Commenting on the 2016 Living Annuities Survey, Taryn Hirsch, senior policy adviser at ASISA, said that “[w]hile we would have preferred to see the drawdown rate continue the small yet steady downward trend of the past five years, we have to accept that many pensioners are finding it increasingly difficult to maintain their standard of living without adjusting their drawdown rates upward.”
“We need to take into consideration that inflation came in at 6.6% for 2016 and the JSE All Share Index returned only 2.6%. Under those circumstances the small increase is understandable and pensioners and their advisers need to be commended for tightening the proverbial belt rather than increasing their drawdown rates substantially.”
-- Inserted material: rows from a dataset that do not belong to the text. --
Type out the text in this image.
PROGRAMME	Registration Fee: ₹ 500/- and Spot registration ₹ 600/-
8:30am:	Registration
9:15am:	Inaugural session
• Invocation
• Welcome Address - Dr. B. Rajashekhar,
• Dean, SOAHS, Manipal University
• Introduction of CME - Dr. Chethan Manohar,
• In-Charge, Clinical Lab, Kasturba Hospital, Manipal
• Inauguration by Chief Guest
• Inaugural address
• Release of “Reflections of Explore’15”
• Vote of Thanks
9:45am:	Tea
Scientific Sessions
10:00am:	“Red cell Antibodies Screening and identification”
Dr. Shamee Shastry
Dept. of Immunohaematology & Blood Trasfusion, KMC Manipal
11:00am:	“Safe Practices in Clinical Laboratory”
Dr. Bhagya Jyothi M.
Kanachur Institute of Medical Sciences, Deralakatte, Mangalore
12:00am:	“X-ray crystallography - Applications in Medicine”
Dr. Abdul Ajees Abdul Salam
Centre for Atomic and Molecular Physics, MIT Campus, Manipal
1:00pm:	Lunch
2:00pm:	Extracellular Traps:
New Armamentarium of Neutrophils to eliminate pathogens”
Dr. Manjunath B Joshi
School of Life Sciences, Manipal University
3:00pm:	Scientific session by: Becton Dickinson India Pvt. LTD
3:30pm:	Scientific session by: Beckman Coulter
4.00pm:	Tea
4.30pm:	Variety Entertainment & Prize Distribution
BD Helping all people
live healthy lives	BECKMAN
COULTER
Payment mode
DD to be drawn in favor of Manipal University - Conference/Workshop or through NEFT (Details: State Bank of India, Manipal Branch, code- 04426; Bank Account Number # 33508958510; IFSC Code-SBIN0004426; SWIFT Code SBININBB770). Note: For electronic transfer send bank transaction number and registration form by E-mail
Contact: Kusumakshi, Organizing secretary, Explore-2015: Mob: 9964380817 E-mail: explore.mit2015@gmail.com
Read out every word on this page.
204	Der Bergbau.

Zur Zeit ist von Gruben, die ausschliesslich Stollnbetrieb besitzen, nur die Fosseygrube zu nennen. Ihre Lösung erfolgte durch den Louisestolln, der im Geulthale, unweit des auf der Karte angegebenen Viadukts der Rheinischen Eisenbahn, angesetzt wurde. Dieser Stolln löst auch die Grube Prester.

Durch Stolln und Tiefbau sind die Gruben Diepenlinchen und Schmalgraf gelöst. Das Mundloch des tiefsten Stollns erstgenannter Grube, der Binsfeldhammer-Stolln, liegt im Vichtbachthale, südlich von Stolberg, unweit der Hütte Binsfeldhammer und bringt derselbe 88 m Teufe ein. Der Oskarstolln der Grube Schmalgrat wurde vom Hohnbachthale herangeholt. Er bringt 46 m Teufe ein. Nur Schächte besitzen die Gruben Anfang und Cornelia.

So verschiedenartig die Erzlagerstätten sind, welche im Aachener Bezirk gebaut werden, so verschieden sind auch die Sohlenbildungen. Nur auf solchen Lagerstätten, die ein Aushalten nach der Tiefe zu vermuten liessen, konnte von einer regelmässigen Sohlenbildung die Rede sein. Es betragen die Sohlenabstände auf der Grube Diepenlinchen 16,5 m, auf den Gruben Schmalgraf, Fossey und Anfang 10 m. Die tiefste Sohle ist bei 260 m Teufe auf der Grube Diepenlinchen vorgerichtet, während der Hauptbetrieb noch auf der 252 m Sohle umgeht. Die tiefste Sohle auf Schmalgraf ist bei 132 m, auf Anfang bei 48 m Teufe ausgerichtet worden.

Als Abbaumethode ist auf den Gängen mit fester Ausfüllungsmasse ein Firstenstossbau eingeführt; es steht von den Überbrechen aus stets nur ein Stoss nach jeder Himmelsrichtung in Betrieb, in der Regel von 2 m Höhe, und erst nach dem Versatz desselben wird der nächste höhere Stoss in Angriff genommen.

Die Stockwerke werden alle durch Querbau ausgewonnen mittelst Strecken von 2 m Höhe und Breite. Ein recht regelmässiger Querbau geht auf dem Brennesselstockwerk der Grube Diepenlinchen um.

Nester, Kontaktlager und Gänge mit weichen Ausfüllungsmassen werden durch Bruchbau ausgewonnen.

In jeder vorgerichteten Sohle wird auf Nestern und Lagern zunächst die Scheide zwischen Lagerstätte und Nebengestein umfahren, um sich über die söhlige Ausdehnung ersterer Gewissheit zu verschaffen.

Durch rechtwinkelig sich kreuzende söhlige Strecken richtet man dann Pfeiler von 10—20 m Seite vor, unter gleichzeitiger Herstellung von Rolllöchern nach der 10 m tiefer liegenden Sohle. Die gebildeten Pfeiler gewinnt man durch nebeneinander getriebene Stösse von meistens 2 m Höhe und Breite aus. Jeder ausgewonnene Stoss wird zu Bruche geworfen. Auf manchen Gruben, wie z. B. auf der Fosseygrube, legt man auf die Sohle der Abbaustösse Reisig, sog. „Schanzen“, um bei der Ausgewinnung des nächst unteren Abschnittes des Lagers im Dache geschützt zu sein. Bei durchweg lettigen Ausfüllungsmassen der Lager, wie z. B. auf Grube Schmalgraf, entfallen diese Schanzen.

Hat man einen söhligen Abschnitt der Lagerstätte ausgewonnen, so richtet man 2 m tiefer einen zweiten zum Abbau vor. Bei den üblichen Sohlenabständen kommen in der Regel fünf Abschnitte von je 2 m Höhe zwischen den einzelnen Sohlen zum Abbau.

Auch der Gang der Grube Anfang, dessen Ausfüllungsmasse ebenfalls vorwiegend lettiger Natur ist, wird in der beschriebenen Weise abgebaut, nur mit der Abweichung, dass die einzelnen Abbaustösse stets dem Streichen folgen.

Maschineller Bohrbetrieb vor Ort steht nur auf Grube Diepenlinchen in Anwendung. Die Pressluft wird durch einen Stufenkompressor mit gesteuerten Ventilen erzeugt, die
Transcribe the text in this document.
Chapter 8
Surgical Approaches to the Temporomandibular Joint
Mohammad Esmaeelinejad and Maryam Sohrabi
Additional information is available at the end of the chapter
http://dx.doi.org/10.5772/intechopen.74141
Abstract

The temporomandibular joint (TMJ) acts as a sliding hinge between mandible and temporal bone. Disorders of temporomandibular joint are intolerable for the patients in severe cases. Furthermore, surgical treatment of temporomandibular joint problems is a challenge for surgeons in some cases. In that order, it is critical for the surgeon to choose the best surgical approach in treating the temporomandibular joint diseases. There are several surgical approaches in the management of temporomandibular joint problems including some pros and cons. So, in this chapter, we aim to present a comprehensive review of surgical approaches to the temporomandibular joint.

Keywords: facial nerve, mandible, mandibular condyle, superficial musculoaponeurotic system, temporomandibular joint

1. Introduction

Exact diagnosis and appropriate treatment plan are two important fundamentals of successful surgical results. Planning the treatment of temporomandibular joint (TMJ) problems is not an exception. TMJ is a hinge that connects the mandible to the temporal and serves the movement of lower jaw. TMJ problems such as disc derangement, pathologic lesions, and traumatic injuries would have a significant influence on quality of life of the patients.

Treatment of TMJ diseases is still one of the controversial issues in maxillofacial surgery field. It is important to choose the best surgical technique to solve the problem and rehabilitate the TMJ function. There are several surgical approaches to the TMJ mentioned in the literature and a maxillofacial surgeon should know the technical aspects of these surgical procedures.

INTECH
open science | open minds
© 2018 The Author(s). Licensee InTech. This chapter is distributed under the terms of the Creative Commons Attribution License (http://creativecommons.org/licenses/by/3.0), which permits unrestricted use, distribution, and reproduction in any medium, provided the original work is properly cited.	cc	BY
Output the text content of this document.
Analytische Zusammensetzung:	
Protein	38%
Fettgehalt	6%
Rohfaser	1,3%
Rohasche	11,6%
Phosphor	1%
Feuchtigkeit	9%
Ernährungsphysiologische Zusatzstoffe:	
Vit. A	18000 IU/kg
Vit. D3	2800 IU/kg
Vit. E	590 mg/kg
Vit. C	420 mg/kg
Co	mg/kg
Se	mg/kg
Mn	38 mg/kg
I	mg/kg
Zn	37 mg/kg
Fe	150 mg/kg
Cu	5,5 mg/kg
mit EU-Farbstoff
Three key factors determine how long the capital will be able to produce a regular income:
- The level of income selected;
- Performance of selected investments; and
- The lifespan of the annuitant.
Comment: One should always look with a great degree of circumspection at industry averages and at short-term statistics like just one year. That having been said it is important when selecting the level of income (at the start of the annuity or at the time of the annual review) to take into account the long-term implications of the drawdown rate. This is particularly relevant when the annuitant will require income from the annuity for a long time. Equally important is determining an appropriate long-term asset allocation which has a strong probability of meeting the annuitant’s needs over time.
*ASISA, the Association for Savings and Investment South Africa, is the industry body which represents the investment and life insurance companies. ASISA’s stated mission is to “work towards promoting a culture of savings and investment in South Africa by playing a significant role in the development of the social, economic and regulatory framework in which our members operate, thereby assisting members to serve their customers better”.
Disclaimer: The information provided is not intended to address the circumstances of any particular individual or entity and should not be considered to be advice in any way. No person should act upon this information without first obtaining professional advice.